Governors from Haute Vallée School have handed back a poster promoting the government's 'putting children first' pledge, saying students don't have faith in it.

Philip Le Claire, who chairs the school's Board of Governors, told Scrutiny politicians that a Year 11 student had asked if the poster could be removed:

"On behalf of all the children at Haute Vallée we’d like to give this [poster] back because we don’t think that it’s appropriate that it’s up on our walls because we don’t think you are putting children first."

He was accompanied by fellow governor Phil Horsley, who said the school board was 'fully supportive' of Mr Le Claire's comments.

The exchange took place in a hearing with the Children, Education and Home Affairs scrutiny panel, reviewing the States' spending plans.

Philip Le Claire handing politicians back the 'Putting Children First' poster, on behalf of Haute Vallée students

Mr. Le Claire added that the government urgently needs to address an annual £23 million shortfall in education funding.

He said the Haute Vallée governors have been urgently seeking a meeting with Education officials for months to raise concerns about school funding and teachers' workloads.

Mr. Le Claire said he wrote to the Chief Minister, Senator John Le Fondré, in May - when he was acting Education Minister at the time - as well as his successor Deputy Scott Wickenden.

Senator John Le Fondré at the launch of the 'Putting Children First' campaign in 2019

Deputy Robert Ward chairs the Children, Education and Home Affairs scrutiny panel:

"I’d first like to thank the Chair, and former Chair of Governors, for their comments during this hearing.

"It is clear from their comments that Haute Vallée students benefit from dedicated and passionate staff, who go above and beyond to support them. But it is painfully clear that this is despite the significant funding challenges the school faces.

"While the Panel is shocked by some of the evidence, much of it is not surprising. Our Teacher Recruitment and Retention Review found that the cost of living was one of the factors hampering the recruitment of teachers.

"As part of our ongoing review into the Government Plan 2022-2025, I’d welcome input from Governors of any other schools."

In response, the government has repeated its commitment to put children first.

"Since 2019, the States Assembly has voted an additional £35 million per year for the range of services that support the Island’s children and families. 

"The Education Reform Programme, underpinned by an independent funding review in 2019, is providing £11.6 million additional, recurrent funding by 2024. This is designed to tackle the structural deficit in some school budgets and to release new investment across the school system to address identified gaps in provision. This extra funding has been determined by evidence from the independent review, and was agreed by the Council of Ministers and the States Assembly in 2020. 

"As part of the reform programme, a new funding model will ensure a transparent approach to funding schools from September 2022. Headteachers will continue to be engaged in this work and the new model will be kept under review.

"The Government is also committed to taking forward the findings of this year’s inclusion review to determine the funding that will be needed to meet a growing demand from children with special educational needs and disabilities (SEN&D).
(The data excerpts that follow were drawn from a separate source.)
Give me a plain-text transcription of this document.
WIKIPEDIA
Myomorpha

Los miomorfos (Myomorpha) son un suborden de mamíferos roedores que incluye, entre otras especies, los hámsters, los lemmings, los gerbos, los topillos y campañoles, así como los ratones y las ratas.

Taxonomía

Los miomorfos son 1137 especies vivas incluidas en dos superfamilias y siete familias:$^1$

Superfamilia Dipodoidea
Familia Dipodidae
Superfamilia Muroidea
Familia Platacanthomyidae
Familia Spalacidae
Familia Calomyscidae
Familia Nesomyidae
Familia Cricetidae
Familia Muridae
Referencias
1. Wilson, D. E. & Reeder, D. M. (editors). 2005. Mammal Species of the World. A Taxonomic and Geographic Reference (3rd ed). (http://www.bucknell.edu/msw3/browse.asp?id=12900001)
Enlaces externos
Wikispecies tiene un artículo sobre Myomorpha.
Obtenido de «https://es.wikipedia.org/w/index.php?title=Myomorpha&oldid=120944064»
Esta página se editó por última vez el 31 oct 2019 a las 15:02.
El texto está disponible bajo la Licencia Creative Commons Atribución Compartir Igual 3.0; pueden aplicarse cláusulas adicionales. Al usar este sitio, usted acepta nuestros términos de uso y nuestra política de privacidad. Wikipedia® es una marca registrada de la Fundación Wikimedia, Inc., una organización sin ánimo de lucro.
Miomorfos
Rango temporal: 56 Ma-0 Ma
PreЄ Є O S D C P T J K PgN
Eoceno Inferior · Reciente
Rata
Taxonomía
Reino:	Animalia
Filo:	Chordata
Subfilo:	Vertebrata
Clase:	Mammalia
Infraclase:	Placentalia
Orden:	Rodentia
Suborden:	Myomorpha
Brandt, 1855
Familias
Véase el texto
The draft Government Plan 2022-25 proposes an additional £678,000 in 2022, rising to £2.1 million in 2025, to tackle demographic pressures, including those relating to SEN&D.

"The draft Government Plan 2022-25 recognises that additional resources are needed to support a small, but significant, group of young people with complex needs. The plan proposes additional investment of £400,000 for an Intensive Youth Support Service that would operate across schools, social care, youth and criminal justice services to ensure a wrap-around approach to meeting needs. The Minister will ask officials to continue their dialogue with schools, including Haute Vallée, so the approach is informed by the experiences of head teachers and their staff.

"When schools resume after half-term, the Chief Minister and Minister for Children and Education will continue their dialogue with Haute Vallée, and other schools, about how best to put children first."